После долгих молчаливых кружений по залам, переходам и лестницам они оказались в широком коридоре. Факелы в позеленевших бронзовых кольцах, однообразные картины с водопадами, соснами и горами и длинный, как сам коридор, оранжевый ковер на полу наводили на мысль о пещерной роскоши уровня "император", а значит, скором окончании Сеньких блужданий. Но не успели они ступить и шагу по мандариново-шерстяному чуду пещерного ковроткачества, как из-за расписной двери в конце коридора высунулась голова с высокой прической, из которой щегольски торчали фазаньи перья и серебряные палочки для еды, и гневно рявкнула:
– За смертью вас только посылать, бездельники!

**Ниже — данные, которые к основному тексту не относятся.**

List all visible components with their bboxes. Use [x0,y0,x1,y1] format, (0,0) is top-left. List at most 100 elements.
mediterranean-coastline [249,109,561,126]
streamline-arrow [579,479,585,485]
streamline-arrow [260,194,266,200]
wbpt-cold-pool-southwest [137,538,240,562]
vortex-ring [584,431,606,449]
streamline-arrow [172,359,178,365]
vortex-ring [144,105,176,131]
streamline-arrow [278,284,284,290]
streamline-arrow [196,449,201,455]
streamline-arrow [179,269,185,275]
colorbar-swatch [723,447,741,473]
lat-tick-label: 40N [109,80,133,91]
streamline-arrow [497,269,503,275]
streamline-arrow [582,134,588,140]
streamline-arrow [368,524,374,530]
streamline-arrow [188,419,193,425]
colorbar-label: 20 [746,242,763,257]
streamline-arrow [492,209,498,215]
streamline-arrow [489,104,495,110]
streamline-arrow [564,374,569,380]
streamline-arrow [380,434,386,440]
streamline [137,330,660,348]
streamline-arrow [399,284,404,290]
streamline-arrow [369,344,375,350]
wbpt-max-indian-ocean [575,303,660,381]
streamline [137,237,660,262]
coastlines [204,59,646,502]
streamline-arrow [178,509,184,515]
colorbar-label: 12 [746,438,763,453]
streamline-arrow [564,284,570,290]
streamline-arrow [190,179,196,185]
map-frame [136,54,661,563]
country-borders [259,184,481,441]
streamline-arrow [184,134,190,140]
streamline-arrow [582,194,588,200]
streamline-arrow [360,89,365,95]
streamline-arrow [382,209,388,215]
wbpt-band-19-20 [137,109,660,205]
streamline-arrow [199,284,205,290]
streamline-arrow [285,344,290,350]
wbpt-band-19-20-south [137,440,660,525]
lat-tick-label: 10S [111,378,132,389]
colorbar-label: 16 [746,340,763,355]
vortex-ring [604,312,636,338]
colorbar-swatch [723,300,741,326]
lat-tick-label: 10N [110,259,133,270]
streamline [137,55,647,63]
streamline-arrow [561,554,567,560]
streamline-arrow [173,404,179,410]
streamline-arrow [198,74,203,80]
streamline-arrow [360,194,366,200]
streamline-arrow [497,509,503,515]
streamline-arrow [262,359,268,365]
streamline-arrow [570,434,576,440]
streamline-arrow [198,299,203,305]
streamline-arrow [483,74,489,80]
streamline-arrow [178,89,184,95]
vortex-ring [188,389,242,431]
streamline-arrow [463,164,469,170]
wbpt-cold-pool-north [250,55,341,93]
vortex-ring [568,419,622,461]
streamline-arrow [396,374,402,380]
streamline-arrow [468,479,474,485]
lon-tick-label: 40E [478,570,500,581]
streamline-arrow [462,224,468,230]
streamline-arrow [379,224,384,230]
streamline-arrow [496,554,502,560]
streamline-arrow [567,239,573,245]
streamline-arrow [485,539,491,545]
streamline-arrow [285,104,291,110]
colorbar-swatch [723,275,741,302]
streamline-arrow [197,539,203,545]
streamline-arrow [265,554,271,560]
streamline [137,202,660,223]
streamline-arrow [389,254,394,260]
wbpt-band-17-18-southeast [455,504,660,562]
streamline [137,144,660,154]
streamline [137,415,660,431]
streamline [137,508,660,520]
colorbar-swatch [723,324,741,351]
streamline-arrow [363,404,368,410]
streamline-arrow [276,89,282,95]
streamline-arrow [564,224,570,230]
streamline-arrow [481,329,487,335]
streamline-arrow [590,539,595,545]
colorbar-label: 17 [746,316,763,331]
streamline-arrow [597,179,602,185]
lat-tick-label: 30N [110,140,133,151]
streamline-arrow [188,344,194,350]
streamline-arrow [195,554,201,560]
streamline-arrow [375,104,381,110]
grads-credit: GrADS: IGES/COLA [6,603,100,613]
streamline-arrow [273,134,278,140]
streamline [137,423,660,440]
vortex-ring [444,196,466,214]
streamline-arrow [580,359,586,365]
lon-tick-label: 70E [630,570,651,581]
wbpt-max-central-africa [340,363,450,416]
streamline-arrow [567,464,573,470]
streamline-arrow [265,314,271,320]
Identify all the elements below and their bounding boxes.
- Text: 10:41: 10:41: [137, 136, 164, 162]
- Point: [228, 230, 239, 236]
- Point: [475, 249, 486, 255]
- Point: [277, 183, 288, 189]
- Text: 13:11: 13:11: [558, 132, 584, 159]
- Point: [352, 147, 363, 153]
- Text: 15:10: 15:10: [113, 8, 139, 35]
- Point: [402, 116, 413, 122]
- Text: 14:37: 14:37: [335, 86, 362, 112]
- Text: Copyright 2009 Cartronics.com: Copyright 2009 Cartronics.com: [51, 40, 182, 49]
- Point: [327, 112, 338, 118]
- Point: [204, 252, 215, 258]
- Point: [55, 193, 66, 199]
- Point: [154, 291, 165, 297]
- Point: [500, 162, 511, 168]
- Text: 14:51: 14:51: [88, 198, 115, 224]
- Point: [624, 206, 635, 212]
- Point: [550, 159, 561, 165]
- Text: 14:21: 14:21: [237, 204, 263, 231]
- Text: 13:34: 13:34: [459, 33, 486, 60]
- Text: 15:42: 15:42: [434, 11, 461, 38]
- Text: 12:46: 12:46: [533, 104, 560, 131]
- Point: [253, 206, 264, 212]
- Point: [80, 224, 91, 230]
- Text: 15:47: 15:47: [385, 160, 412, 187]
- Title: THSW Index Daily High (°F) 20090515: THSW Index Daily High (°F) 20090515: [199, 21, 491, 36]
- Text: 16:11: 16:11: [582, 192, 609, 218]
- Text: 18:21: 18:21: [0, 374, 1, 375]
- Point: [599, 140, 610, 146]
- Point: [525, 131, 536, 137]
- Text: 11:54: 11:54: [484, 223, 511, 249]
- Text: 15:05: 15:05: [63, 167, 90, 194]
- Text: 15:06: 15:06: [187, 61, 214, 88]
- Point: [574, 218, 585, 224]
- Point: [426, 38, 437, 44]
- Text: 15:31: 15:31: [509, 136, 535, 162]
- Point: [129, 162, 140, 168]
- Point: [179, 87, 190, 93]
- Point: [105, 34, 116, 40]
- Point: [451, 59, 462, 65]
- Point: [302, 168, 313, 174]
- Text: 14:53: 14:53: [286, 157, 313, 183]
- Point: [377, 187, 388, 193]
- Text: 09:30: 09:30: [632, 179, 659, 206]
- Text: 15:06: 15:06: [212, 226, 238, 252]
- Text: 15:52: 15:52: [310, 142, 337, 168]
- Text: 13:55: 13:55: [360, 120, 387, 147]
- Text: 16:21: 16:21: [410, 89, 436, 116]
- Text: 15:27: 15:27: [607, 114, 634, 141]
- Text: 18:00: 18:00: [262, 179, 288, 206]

– Но ты нас никуда не посылала, почтенная Га Ду Дай… – нарываясь на неадекватный ответ, пробормотала Лай, кланяясь с корзиной в обнимку.
– Ну не вас… Какая разница! Быстро бросайте свою репу…
– Редьку, почтительнейше осмелюсь попра…
– …найдите помощников, и принесите в комнаты императрицы, да умножится ее красота до бесконечности, горячей воды! Да побольше!
– Она изволит принимать ванну в такой час?
– Не твое лисье дело! – высокомерно фыркнула голова и спряталась за дверями, уверенная в беспрекословном послушании.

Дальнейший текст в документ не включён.